France: New limit for the valuation of company shares subject to the French Real Estate Wealth Tax - Only debts relating to a taxable asset may be taken into account

Finance Law for 2024, Article 27

In brief

As of the French real estate wealth tax for 2024, debts contracted by companies that do not relate to a taxable asset can no longer be taken into account for the valuation of taxable shares subject to the wealth tax. This new limit aligns the deductibility rules with those applicable to debts contracted directly by the taxpayer.


Contents

In more detail

Article 27 of the Finance Law for 2024 modified Article 973 of the French tax code (FTC) by adding a new limit to the deductibility of debts contracted by companies for the valuation of shares subject to the French real estate wealth tax. As of 2024 wealth tax, "debts contracted directly or indirectly by an organization or company and which are not related to a taxable asset" will no longer be taken into account.

Previously, the law did not provide for any general limit regarding the object of company debts that could be taken into account. For example, if the company held movable or financial assets (in addition to real estate assets), debts incurred to finance their acquisition were deductible for real estate wealth tax purposes, and by the way were not subject to the specific limits applicable to debts contracted with shareholders and their family members, or for bullet loans.

It should be noted that, when the debt is contracted directly by the taxpayer liable for the wealth tax, Article 974 of the FTC has always provided that only debts "relating to taxable assets" are deductible. Thus, the purpose of this amendment was to harmonize the rules applicable to the deductibility of debts for the calculation of the wealth tax, whether the debt is contracted directly by the taxpayer or by the company whose shares are subject to this tax.
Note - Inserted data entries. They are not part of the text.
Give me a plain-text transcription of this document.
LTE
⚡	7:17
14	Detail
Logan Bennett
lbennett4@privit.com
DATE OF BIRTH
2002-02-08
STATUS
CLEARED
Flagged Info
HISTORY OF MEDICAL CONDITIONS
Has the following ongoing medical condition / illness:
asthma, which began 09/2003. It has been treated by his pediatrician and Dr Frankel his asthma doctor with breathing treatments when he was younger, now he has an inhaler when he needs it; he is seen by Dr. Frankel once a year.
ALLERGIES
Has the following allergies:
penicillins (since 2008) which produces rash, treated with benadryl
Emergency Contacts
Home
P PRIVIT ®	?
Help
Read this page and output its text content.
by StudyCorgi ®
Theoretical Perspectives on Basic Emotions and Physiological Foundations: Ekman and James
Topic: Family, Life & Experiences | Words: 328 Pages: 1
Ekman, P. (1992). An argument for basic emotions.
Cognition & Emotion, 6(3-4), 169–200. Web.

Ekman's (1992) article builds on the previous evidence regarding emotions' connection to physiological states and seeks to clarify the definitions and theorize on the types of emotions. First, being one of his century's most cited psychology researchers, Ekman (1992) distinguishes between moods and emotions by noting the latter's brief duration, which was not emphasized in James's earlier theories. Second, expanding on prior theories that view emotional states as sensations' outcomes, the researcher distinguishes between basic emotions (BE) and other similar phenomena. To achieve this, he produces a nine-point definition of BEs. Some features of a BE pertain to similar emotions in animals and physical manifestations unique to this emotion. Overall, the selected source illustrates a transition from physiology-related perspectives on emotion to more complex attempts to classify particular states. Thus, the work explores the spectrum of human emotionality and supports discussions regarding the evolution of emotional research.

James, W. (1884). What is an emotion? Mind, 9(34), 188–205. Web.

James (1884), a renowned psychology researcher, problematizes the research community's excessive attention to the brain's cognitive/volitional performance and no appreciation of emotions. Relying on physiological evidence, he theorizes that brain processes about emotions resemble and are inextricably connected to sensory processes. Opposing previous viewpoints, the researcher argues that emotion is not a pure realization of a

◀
Although the notion of debts "relating to a taxable asset" is not defined by Article 973 of the FTC, it is certainly advisable to refer to Article 974 of the FTC on debts directly contracted by taxpayers. The latter provides that debts relating to (i) expenses for acquisition of real estate assets or rights, (ii) expenses for repairs and maintenance, (iii) expenses for improvements, construction, reconstruction or enlargement, (iv) taxes due in respect of that properties or (v) expenses for the acquisition of taxable shares are deductible.

However, it is provided for a limitation since the taxable value resulting from this new rule in Article 973, IV of the FTC cannot be "higher than the market value" of the shares, or "if lower, than the market value of the company's taxable assets reduced by the related debts it has contracted, in proportion to the fraction of the company's share capital to which the shares included in the taxpayer's assets give right". It will be necessary to analyze the impact of this limitation on a case-by-case basis in order to avoid an excessive taxation for the taxpayers. However, it is stated that this limitation will not prevent the full application of other existing limits on the deductibility of debts (debts granted by shareholders, bullet loans, etc.).

In practice, taxpayers are recommended to monitor the object of corporate debts, in order to demonstrate that those taken into account for the calculation of the French real estate wealth tax relates in fact to a taxable asset. It will therefore be recommended for company's accounting to be rigorous and adapted to the French wealth tax, particularly for shareholder loans, and for loan agreements to state the purpose of the financing.